The people were probably ready for minor reforms and for wonderful deeds - but they really needed a prophet. We seem to be in the same boat today. We are content with minor reforms in some aspects of our lives, but we are not ready to confront the darkness which is within ourselves, and in our society. We don't seem ready to change. We, too, need a prophet. We need to be able to hear the message from God for us today. The question is: what would we do with such a prophet?

Of course it's the same answer as what always happened. There are some in the parish who would be able to hear the message from God, and who would take it heart and who would change. But there are also some who would like to take the prophet to the edge of Mount Nemo and have them take the express elevator down, without the elevator!

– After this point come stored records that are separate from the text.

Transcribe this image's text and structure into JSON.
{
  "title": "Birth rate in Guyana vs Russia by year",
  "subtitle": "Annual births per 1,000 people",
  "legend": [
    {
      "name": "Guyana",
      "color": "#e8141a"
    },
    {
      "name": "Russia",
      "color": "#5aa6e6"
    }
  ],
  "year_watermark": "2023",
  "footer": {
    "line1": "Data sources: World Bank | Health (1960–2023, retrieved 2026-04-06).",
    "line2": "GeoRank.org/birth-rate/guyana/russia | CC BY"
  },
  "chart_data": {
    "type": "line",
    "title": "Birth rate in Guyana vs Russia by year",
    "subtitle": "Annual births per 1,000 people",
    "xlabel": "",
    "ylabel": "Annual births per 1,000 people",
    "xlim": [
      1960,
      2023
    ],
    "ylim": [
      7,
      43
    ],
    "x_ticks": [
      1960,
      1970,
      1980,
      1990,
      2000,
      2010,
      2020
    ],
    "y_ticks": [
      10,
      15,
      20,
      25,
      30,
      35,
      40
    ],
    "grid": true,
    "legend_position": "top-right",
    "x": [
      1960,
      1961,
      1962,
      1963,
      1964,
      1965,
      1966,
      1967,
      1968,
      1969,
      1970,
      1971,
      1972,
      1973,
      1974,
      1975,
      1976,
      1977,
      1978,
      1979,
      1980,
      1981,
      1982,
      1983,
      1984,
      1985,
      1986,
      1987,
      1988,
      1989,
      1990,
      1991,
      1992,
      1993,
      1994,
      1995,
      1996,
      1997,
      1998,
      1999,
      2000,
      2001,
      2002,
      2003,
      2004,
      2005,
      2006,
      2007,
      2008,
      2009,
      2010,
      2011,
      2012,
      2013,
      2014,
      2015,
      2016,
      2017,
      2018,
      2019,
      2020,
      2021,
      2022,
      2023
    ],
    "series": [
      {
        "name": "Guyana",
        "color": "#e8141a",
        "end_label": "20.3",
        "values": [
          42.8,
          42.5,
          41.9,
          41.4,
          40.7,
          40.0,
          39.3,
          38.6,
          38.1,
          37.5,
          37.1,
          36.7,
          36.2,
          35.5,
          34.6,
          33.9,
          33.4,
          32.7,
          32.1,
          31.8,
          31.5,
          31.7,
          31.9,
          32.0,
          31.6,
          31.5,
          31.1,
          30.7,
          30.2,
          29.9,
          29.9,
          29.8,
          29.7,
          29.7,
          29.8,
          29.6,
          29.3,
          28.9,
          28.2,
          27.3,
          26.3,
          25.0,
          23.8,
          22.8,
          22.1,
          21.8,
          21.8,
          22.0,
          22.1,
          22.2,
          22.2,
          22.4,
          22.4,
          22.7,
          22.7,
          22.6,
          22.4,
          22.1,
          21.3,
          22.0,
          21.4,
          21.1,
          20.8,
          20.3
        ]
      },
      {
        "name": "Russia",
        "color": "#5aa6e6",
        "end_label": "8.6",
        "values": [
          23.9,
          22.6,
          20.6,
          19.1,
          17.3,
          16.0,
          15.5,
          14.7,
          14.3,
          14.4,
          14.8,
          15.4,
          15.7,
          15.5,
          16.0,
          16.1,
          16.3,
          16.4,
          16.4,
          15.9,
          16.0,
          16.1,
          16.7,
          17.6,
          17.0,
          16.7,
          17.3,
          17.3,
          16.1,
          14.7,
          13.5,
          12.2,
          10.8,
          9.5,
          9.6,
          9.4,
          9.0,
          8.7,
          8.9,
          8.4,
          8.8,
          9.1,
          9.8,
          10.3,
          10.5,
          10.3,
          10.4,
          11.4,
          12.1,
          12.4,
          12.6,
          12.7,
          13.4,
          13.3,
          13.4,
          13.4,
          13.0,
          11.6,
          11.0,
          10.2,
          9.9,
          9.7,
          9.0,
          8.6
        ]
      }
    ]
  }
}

I believe that God is calling us to change today. I don't mean minor reforms. I mean revolutionary change in the way in which we are being the Church. Our whole world is changing around us and we realize that we live in a culture which has largely forgotten all about God. We realize that there are plenty of people who call themselves Anglican and are on our Parish list, but who have little experience of the God who loves them, or of our Lord Jesus who accepts us as we are, and then asks us to change - to return to being people faithful to God. We are called to reach out to more people – both those on our parish list, and those whom we have never reached before. And we need to change in order to do that.

In which ways is God calling you to change? What message is God asking you to speak? Through your words and through your actions? And what objections do you give? Don’t say, “I’m only a boy, or a man or a woman” or “I’m too old”, or “I’m not ready”. For God is calling you to be a part of his purpose. Amen.